Major Events of Last Week
A major global event occurred last Friday when the USA posted its eagerly awaited labor report for April. Investors were caught wrong-footed by weaker-than-expected details disclosing that US employers created just 160,000 new jobs last month compared to the predicted 205,000. Further news revealed that an increasing numbers of discontented Americans exited the workforce in droves during April. These worrisome developments immediately reduced prospects that the US Federal Reserve will hike its interest rates in June. Other key parameters revealed that the ‘Unemployment Rate’ remained steady at 5% and that ‘Average Hourly Earnings’ recorded a monthly increase of 3%. The primary US indices rallied last Friday exemplified by the Dow Jones Industrial Average surging 64 points higher; the S&P500 rising by 3 points and the NASDAQ climbing by 10 points.
The US Department of Labor published its Non-Farm Payrolls (NFP) towards the end of last week which reported its lowest growth since the autumn of 2015. Officials subsequently identified the bearish catalysts driving a declining NFP of 160.000 jobs as dismal performances in both the crucial US retail and construction sectors. The scope of the slump can best be appreciated by comparing April’s dismal number with the average monthly growth of 200,000 during the first quarter of 2016.
Another particularly disturbing attribute of the US report was that the labor force participation rate plummeted by 0.2% last month to print a final value of 62.8%. After carefully scrutinizing this document, prominent analysts later advised that its specifics bolstered concerns that the general weakness in the US economy was now beginning to infiltrate the US labor market.
Average Hourly Earnings (AHE) did provide some encouragement by climbing almost 8 cents and complying with its forecasted value of +0.3%. Consequently, annualized AHE rose from its prior reading of 2.3% to 2.5% although it still remained beneath the coveted 3.0% mark required to drive inflation towards the Fed’s designated target of 2%. Nevertheless, the poor NFP may now cause the US Central Bank to revise its latest hawkish evaluation of the US labor market when it recently stated that it had ‘improved further’.
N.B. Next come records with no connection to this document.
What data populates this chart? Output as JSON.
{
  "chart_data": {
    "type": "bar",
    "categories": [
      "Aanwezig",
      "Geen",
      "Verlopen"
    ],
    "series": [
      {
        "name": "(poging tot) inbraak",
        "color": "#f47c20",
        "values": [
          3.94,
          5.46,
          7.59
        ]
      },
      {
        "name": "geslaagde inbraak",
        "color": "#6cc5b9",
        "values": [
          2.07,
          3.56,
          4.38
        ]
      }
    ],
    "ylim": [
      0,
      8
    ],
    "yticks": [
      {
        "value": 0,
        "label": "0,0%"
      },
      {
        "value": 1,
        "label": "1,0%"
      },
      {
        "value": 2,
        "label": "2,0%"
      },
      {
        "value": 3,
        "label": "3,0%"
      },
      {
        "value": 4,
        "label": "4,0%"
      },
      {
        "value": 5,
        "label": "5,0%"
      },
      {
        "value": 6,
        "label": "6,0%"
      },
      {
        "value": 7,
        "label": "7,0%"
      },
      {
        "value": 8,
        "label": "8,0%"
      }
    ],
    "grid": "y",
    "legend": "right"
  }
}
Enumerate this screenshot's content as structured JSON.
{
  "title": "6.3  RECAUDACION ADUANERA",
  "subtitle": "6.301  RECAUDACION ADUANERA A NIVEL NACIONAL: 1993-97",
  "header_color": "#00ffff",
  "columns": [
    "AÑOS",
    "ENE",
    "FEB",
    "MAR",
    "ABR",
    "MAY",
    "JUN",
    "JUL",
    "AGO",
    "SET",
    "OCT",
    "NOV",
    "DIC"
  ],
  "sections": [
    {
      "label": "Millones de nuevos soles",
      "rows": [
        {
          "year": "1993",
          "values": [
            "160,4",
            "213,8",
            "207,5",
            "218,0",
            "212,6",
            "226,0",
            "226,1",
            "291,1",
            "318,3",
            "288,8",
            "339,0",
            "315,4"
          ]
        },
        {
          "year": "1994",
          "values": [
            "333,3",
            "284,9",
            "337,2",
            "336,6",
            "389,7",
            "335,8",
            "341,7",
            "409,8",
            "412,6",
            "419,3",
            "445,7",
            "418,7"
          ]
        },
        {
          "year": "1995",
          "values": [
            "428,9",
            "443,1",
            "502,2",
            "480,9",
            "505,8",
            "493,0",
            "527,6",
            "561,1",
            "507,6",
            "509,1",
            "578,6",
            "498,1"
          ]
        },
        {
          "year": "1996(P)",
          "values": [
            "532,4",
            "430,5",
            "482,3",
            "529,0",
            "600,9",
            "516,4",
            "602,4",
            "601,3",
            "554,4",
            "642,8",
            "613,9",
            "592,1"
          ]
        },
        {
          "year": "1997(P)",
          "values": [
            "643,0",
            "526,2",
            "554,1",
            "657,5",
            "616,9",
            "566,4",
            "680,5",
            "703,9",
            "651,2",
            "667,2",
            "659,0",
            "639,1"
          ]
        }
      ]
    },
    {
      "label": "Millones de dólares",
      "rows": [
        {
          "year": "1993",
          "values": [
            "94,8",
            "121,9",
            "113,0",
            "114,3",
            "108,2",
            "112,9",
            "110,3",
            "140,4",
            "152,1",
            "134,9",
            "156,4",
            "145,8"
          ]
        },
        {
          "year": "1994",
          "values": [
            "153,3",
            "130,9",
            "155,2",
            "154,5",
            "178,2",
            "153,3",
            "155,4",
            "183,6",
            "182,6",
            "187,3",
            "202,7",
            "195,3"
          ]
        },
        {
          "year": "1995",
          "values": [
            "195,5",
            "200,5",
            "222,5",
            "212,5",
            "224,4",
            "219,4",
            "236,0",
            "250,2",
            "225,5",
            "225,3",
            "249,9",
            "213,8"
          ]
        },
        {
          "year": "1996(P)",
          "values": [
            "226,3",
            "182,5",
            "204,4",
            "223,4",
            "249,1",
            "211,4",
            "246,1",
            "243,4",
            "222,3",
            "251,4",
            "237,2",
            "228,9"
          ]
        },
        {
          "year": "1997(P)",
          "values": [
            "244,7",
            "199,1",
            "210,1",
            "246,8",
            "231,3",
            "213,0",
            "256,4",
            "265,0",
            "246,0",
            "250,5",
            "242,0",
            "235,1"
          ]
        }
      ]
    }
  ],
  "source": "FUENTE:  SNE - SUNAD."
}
Specifically, the Fed has predicted that it should be able to hike interest rates at least twice more during 2016 after instigating the its first increase last December for the first time in almost a decade. However, revered economists are now warning that the dismal NFP may dramatically reduce the possibilities of a rate hike in June. They further assess that the probabilities of such an event occurring in September/November now resides at about 50% and one in December of 59%.
If you’re looking for a great platform to trade, check out what traders think about PlusOption, one of our approved and reviewed brokers. Or try trade with extreme volatility and profit with bitcoin trading in real time.
What to Expect This Week
China will launch the week by presenting its ‘Trade Balance’ for April on Sunday. Investors will scour this parameter very carefully in order to glean any new insights into the true health of the Chinese economy.
On Monday, the United Kingdom will declare a key housing statistic which is expected to extend its recent growth trend. However, if the March’s result of 2.6% is missed, then Sterling could come under renewed pressure.
China is also scheduled to disclose a spate of critically important inflationary indicators on Tuesday. Again, this data will be intensely assessed in order to determine whether the world’s second largest economy is really recovering or if it is sliding backwards into recession.
No major global events or data will be released on Wednesday.
On Thursday, the Eurozone will reveal its ‘Industrial Production’ for April which is forecasted to rebound from its previous dismal print of -0.8%. A positive outcome is required in order to provide much-needed proof that the latest stimulus measures of the European Central Bank are starting to bear fruit. Next, the Bank of England (BoE) will announce its latest interest rate decision and monetary policies. Although a ‘no change verdict’ is widely anticipated, analysts will study any accompanying statements carefully with the primary intent of discovering exactly how the BoE intends to cope with a potential Brexit.
The USA will then issue its ‘Jobless Claims’ which should confirm that the number of US Citizens filing new claims for unemployment benefits during the week ending 1st May continued to reside with the long-term range of 240k to 290k. New Zealand will complete the day by publishing its ‘Retails Sales’ for last month. The Reserve Bank of New Zealand will be hoping for a good result in order to justify its recent surprising decision of keeping its interest rates unchanged.
Both Germany and the entire Eurozone will release the first sightings of their Gross Domestic Products on Friday. The former should provide growth of 0.3% demonstrating that the economic powerhouse of European continues to thrive. The latter should ratify that the economy of the currency bloc is beginning to benefit from the ECB’s aggressive monetary policies by posting a 0.6%+ increase. Finally, the USA will terminate the week by delivering its ‘Retail Sales’ for last month. A recovery from the prior depressing result if -0.3% is badly needed in order to confirm that the US economy is now gaining traction after suffering an insipid first quarter.